Configure the tight vnc server as above. You will likely want to reduce the resolution as the java applet will run in a firefox window :

vncserver -geometry 800x600 -depth 24 :1

• If you have a large monitor you may be able to increase the server resolution.

The java server will start automatically

Client setup

On an Ubuntu client install by any means sun-java6-jre and sun-java-6-plugin

sudo aptitude install sun-java6-jre sun-java-6-plugin

Allow java : In Firefox Edit -> Preferences Select the "Content" tab, tic off the "Load images automatically" "Enable JavaScript" and "Enable Java" boxes.

Connect

Open Firefox, in the address bar type vnc server ip : 5801 Example:

192.168.1.25:5801

The java applet will start automatically. If you use NoScript (or other java blockers) you will need to allow 192.168.1.25:5801 Click the connect button.

• If you reload the firefox window you will need to log in again.

Connecting with a Windows XP client

You may use any of the above methods with Windows.

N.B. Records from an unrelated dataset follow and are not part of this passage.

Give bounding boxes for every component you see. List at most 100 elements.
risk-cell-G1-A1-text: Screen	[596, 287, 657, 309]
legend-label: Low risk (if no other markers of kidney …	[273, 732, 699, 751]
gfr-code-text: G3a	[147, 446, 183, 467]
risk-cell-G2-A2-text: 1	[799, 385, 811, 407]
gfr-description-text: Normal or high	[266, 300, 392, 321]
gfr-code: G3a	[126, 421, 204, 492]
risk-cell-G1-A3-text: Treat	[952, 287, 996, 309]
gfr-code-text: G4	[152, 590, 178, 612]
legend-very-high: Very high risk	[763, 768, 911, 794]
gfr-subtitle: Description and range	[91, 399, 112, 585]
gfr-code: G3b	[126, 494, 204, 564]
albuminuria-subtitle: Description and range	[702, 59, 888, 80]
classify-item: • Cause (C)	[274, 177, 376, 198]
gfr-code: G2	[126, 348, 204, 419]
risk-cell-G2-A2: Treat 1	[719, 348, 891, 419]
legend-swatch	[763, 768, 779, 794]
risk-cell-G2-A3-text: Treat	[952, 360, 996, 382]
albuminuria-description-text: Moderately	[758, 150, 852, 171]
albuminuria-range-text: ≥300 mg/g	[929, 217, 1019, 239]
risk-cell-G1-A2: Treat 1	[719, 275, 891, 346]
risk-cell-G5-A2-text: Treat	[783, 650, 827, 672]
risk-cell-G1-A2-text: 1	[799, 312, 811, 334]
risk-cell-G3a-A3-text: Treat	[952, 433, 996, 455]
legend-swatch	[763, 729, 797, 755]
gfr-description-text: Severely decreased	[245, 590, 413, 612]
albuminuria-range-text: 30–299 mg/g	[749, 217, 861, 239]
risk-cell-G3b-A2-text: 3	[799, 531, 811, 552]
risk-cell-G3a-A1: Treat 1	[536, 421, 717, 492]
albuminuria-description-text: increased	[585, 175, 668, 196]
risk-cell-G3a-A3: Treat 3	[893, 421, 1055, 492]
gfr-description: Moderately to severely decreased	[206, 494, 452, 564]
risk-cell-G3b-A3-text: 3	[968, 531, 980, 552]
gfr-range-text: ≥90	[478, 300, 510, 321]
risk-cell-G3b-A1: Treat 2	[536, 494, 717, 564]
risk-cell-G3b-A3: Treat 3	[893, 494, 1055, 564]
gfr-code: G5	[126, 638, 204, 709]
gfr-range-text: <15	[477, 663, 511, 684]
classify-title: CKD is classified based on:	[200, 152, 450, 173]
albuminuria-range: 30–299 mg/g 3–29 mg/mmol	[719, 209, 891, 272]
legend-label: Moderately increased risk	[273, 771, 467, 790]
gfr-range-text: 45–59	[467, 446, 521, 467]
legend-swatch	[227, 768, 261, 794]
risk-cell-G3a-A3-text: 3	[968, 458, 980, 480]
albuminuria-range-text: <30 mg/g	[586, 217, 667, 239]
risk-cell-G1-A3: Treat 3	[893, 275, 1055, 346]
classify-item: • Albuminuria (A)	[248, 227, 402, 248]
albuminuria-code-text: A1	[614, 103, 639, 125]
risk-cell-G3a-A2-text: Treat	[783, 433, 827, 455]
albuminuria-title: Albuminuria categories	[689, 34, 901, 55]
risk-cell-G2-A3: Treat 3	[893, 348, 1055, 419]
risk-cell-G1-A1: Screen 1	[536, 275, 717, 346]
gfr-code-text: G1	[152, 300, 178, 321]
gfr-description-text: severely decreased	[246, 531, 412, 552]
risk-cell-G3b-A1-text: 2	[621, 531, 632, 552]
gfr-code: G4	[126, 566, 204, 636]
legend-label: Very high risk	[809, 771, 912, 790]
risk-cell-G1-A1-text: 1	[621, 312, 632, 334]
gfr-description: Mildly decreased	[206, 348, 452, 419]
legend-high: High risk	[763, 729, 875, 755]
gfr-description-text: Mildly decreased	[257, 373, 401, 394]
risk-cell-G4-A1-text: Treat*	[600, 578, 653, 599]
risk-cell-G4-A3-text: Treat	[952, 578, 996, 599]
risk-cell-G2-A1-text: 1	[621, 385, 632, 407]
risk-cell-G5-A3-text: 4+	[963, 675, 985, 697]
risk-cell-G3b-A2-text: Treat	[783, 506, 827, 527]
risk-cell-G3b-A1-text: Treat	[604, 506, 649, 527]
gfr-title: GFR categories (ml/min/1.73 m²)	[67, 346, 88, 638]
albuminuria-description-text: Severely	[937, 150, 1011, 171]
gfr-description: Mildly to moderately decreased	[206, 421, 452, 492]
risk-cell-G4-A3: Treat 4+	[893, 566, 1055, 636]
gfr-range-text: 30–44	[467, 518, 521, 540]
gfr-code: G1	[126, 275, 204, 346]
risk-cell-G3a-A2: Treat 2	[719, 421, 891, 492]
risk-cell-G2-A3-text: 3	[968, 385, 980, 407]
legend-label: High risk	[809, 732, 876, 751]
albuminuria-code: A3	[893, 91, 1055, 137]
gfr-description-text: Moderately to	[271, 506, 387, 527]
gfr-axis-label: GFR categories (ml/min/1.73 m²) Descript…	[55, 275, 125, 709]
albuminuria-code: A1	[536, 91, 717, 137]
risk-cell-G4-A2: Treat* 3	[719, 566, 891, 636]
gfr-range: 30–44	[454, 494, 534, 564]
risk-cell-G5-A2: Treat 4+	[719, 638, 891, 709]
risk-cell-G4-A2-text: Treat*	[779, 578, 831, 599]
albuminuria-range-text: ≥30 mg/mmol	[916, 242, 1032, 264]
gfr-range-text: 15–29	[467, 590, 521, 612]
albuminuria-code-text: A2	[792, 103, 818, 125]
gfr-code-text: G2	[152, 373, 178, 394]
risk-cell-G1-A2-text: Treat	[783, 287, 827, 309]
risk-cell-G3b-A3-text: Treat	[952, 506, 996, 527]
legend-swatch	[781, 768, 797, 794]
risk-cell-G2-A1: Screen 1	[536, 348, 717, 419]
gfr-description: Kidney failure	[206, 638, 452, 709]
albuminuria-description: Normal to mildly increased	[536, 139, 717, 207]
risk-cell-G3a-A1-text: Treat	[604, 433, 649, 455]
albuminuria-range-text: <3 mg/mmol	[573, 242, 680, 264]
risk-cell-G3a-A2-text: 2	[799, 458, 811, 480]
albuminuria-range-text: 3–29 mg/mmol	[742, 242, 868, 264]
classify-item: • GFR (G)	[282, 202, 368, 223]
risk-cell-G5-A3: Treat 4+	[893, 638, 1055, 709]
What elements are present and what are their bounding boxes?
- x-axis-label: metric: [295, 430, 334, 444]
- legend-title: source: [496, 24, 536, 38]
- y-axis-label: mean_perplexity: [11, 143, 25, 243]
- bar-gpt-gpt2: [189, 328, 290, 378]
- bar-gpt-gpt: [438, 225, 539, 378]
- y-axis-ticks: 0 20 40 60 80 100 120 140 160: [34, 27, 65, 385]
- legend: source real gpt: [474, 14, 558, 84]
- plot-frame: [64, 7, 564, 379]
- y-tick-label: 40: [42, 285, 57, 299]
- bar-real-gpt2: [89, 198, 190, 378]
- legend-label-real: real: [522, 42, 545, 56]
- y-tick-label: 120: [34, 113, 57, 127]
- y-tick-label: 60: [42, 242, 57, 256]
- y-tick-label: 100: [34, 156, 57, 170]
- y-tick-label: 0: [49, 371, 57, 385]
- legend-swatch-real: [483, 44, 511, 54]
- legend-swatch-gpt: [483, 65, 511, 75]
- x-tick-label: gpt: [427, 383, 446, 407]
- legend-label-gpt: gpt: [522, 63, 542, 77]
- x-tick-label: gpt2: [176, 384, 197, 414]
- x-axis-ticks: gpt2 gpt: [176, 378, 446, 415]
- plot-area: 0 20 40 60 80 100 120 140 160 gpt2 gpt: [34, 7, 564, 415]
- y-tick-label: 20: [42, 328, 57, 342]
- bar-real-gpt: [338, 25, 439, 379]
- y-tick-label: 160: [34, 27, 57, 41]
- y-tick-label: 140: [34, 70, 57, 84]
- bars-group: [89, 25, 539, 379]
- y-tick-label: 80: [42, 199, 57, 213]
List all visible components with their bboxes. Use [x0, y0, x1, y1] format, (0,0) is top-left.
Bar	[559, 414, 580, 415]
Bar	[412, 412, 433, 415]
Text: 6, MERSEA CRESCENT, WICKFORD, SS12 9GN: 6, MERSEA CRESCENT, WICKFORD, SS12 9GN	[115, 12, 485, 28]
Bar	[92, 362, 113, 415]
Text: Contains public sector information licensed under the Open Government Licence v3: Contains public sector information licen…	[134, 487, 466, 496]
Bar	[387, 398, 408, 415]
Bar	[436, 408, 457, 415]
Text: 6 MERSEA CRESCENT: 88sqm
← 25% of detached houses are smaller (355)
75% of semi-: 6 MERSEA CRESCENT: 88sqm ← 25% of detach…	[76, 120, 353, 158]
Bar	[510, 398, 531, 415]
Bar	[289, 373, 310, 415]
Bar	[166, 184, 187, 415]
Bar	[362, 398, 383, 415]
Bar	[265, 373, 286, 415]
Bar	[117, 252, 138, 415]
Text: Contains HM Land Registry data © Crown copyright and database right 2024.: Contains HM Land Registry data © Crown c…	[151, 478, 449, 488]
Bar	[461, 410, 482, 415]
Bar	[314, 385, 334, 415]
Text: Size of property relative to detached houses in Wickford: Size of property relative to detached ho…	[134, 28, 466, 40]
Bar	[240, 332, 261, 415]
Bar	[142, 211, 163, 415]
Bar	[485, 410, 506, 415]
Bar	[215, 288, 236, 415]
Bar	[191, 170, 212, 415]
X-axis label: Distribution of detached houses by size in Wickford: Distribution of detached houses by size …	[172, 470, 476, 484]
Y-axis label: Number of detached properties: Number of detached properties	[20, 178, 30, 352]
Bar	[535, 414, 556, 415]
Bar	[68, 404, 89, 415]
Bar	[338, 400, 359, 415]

• VNC - See the windows section above.
• SSH - For windows I have used both Putty and Cygwin with success. See here for details vnc over ssh Windows clients
• For firefox just be sure to install java and the java plugins on the windows client.

Note: If you tunnel ssh connections on a windows client, you must first ssh method (ie start ssh first, then connect with tightvnc viewer). Note: Cygwin offers a ssh server so you could potentially tunnel vnc connections from a Windows vnc server.